Who is really running the PNP — Mr Bunting or Mr Golding?
We in this space are trying to parse, with utmost difficulty, the outburst by Mr Peter Bunting, the Opposition spokesman on national security, that an apology is needed from the Government before any political consensus on crime.
It is obvious that Mr Bunting, a former People’s National Party (PNP) minister of national security, is still bristling about the, admittedly foolish, dismantling of his Unite for Change crime programme by the Jamaica Labour Party (JLP) Government in 2016.
But the political parties have been, like little children, dispensing with programmes started by their predecessor governments ever since they have been taking turns at running the country going back to Universal Adult Suffrage in 1944.
Before Mr Bunting’s speech there seemed to have been general agreement that, after 60 years of Independence, everyone had concluded that crime and violence is out of control and a solution had defied every Administration.
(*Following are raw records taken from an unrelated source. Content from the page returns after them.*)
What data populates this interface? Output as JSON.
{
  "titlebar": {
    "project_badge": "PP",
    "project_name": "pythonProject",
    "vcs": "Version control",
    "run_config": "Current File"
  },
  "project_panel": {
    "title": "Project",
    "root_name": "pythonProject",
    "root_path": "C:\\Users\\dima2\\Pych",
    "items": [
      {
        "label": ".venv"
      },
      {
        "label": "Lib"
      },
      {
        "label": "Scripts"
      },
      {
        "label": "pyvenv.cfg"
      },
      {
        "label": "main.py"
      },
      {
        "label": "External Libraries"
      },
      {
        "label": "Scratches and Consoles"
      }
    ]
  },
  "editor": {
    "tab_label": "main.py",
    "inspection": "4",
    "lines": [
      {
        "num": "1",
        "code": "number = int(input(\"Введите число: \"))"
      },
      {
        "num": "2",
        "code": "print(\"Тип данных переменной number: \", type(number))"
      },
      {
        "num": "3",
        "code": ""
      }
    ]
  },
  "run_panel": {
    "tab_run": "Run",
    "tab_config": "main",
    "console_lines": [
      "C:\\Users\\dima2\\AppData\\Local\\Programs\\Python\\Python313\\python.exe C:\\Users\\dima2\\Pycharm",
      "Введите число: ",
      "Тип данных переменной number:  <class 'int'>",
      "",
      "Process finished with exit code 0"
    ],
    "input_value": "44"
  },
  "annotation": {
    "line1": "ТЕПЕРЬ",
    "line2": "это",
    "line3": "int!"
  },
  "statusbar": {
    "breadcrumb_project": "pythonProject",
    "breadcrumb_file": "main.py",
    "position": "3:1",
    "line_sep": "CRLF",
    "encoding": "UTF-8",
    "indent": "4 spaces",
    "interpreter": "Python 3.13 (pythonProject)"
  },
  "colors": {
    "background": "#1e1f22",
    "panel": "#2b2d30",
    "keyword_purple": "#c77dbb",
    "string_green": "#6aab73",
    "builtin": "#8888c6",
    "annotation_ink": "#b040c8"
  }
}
Indeed, Mr Golding, taking up where his predecessor PNP Comrade Leader Dr Peter Phillips had left off, has been consistently touting political consensus on crime; his latest utterance coming as he looked Mr Holness in the eye and pledged:
“Prime Minister, you have my support on all measures to turn this country around to a better place. Unity is strength,” as they both mourned the killing of a Clarendon mother and her four children.
Mr Holness went further by putting his pledge in writing: “Let us create a space where the treatment of violence is not contested politically, and we share in the victory of overcoming violence,” he said as he addressed the first public presentation of the National Commission on Violence Prevention.
“If we don’t have political consensus it could be very easily used for political advantage. The use of violence is so deep-seated in our culture that it has to take this kind of consensus to really make the change,” said the prime minister.
The clear suggestion was that the two leaders were inching their way to agreement on taking crime-fighting out of the politically partisan arena and to unite the country as every sensible Jamaican has been calling for ad nauseam.
So, it came as a shocker when the PNP spokesman departed from his leader and said: “The PNP is a party that will always do anything that will positively impact on the safety and security of Jamaicans, so we are not going to say no, but before reconciliation and before forgiveness must come repentance. Come to the country and apologise… then we can talk about finding consensus and moving forward.”
We are long past the stage to be setting pre-conditions for bringing the entire country together to fight crime. Nothing can be achieved now by finger-pointing and apportioning blame about who failed. Mr Bunting’s ego cannot be put above the precious lives of Jamaicans.
At the very least, Mr Golding must tell the country if Mr Bunting is speaking for the party, otherwise he is going to fall right back into the narrative of his early leadership that he was just a figurehead while the real power was being exercised by Mr Bunting.
Perhaps, as a country, we are lucky that Mr Bunting did not become PNP president if this is the kind of puerile and bankrupt leadership he has to offer.